Differences in the number of scatterers in ascending and descending geometries are the consequence of the position and aspect of the slope (topography) of the individual test and control sites (Ferretti 2014). Scatterers in layover or in foreshortening are well represented in the other geometry. Therefore, using both geometries, more detailed displacement information is obtained.

Despite the noise, displacement zones are clearly visible for each site and their remotely sensed spatial extent well corresponds to the field-observed displacement zones. However, exact spatial separation of the displacement zones from the stable background is challenging if all the final results of the PSI processing are considered. Removing points with |r| > 100 is the first step of data filtering. It reduces the number of points approximately to the half of the original at all sites. Accordingly, about 50% of all points of the first results have no geomorphic meaning and value for further consideration. Moreover, scatterers, without the above-mentioned noise, are only detectable below the velocity thresholds of − 6 to 7 and over + 6 to  + 7 mm/year at TSD, TSR and CSK. In addition to the observed typical field velocity thresholds, values were also obtained experimentally using geomorphologic maps for visual interpretation. Presumably, some noise-affected scatterers reflect real field conditions and contain valuable information. However, they were removed during the iteration steps.

The location of the main displacement zone is clear in the southern part of TSD, but just in ascending geometry and above the velocity threshold of 6–7 mm/year (b in Fig. 7C, D, G, H). Maximum LOS velocities of the detection points reached 14 mm/year, which corresponds to the extremely slow category and class 1 by the classification scheme published by Cruden and Varnes (1996). According to the classification of Cruden and Varnes (1996), the state of activity of the slide is reactivated and moving. This group of scatterers, moving away from the satellite, points out remarkable subsidence and slow lateral movements of the landslide mass in front of the high bluffs. However, in descending geometry only a few scatterers are present here and the two geometries do not overlap completely; therefore, the identification of the exact type and extent of mass movement is challenging. Field information and dilatation cracks on abandoned houses (Fig. 10) suggest strong lateral shear stress here, which is generated by mass subsidence and mainly lateral movements from the high bluff toward the Danube. In accordance with the displacements, scatterers prove a clear subsidence at the bluff base caused by the lateral movement of the eastern part of the landslide. Other sporadic scatterers of the village reflect rather individual displacements of buildings. The only exceptions are in the northeast, at the base of the Castle Hill landslide (a in Fig. 7C, D, G, H), where velocities well reflect field conditions and subsidence rates.

Fig. 10

Abandoned house on the active landslide mass at Dunaszekcső in October 2016 (location in Fig. 7)

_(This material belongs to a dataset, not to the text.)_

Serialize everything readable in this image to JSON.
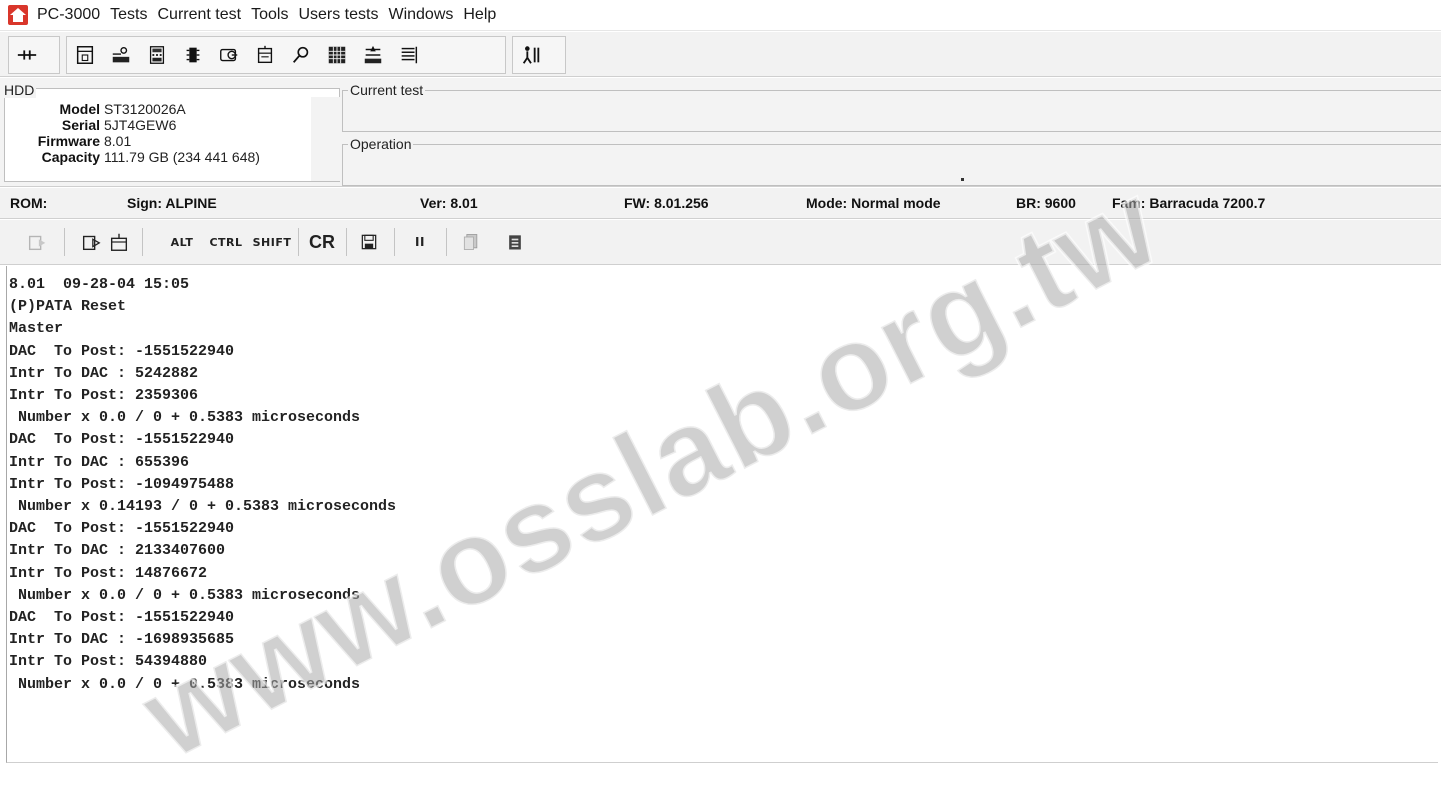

Scatterers of TSR show a wider displacement area, concentrated on the Ófalu landslide. Scatterer data suggest that the lateral movement of the entire Ófalu area is manifested in sliding toward the Danube (at TSD). Nonetheless, we should point out that subsidence occurs at the base (ss in Fig. 8C, D, G, H) and follows the alignment of the bluff. Observations of the consequences of the extremely slow movement (up to 15 mm/year) of the landslide (according to Cruden and Varnes 1996) and the detection of damage to buildings is uncertain since residents permanently move their belongings out of the damaged buildings. Unfortunately, following the thresholding, only a few scatterers remain north and south from the landslide; therefore, their number is insufficient for the precise delineation of the zones of displacement. However, slow-moving landslides should be present both in TSD and TSR, due to their similar geologic and geomorphologic build-up. Sporadic appearance of scatterers can be interpreted as smaller individual displacements, but field data are unavailable at this spatial resolution. Only one subsidence on the northwestern part of TSR (rc in Fig. 8C, D, G, H) can be associated with road construction.

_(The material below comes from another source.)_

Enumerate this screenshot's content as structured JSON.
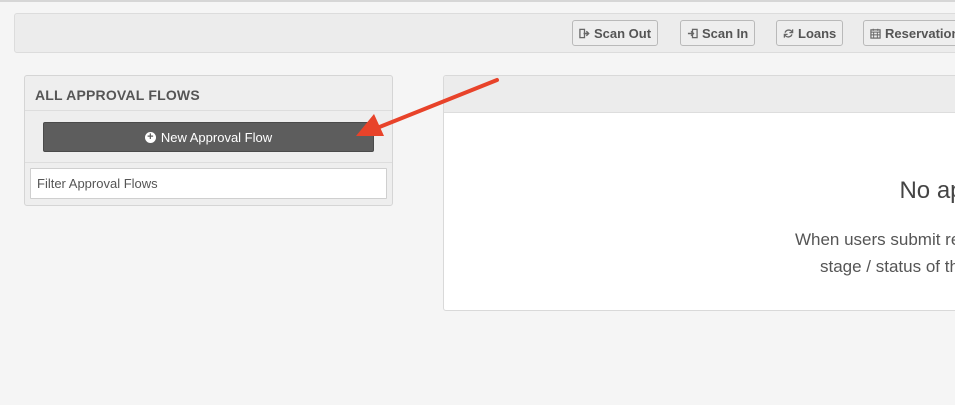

Scatterers of CSK show a distinct uplift in the southeastern part of CSK and in the valley bottom of the Kaszárnya Creek, where both geometries are overlapped. Typical displacement velocities at this site reach 10 mm/year. These mass movements rather indicate expansion of the material of the mine dump due to uptake of water, i.e., is not considered a landslide. Higher velocities were observed in the andesite quarry (up to 23 mm/year): these movements are triggered by the creeping of the unconsolidated material. Nonetheless, interferometry is a relative measure and results (the velocity of scatterers) are always compared to ground control points (GCP). In the current case, GCP points are probably affected by the tectonic uplift of the Mecsek Mountains, where velocity values are comparable to the measured local displacements at the control site. To separate local displacements in the field [e.g., movements along mine dumps (md in Fig. 9C, D, G, H), the creep of the unconsolidated material in the andesite quarry (aq in Fig. 9C, D, G, H)], high-precision DGPS measurements of the control points are needed. This is not the case for TSD and TSR, since GCPs were placed in the stable background area at a great distance from the moving landslides where tectonic activity is low. Subsidence or uplift rates of less than 1 mm/year were measured there (Joó 1992). These values, however, are far below the accuracy of Sentinel-1 (considering the analyzed set of images). Nevertheless, for absolute displacement DGPS measurements are indispensable.

5 Conclusions

The ambiguous behavior of scatterers at low-velocity values can be interpreted as massive noise all over the TSD, TSR and CSK, which may have derived from various sources. Generally, InSAR measurements produce noise; however, further processing techniques aim the reduction of noise without the loss of significant data. Despite the careful processing of Sentinel-1A acquisitions, LOS displacement data remained noisy in TSD, TSR and CSK to threshold velocities of 6 to 7 mm/year. Hence, scatterers, moving slower than the above-mentioned threshold, were corrupted by noise and are devoid of geomorphologic meaning for the observer. However, points above the threshold carry valuable and useful information on surface deformation processes. Displacement zones of the analyzed sites are well visible without filtering (thresholding) the noise, but their accurate mapping and clustering are highly hampered. We consider APS and the shortage of sufficiently long time series as the main reasons of noise in our data. Therefore, to increase measurement accuracy, additional improvements and verification protocols are needed. The use of high-quality DEMs and mainly the increasing length of time series, i.e., time range between the first and last images, will likely further reduce data loss and optimize the signal-to-noise ratio during the interferometric processing steps. To overcome noise-triggering challenges of short time series, increased coherence could provide more reliable PSs. Finally, all readers should consider the above signal-to-noise ratio relevant and adequate for research sites with similar coherence where temporal spacing and duration of images are comparable.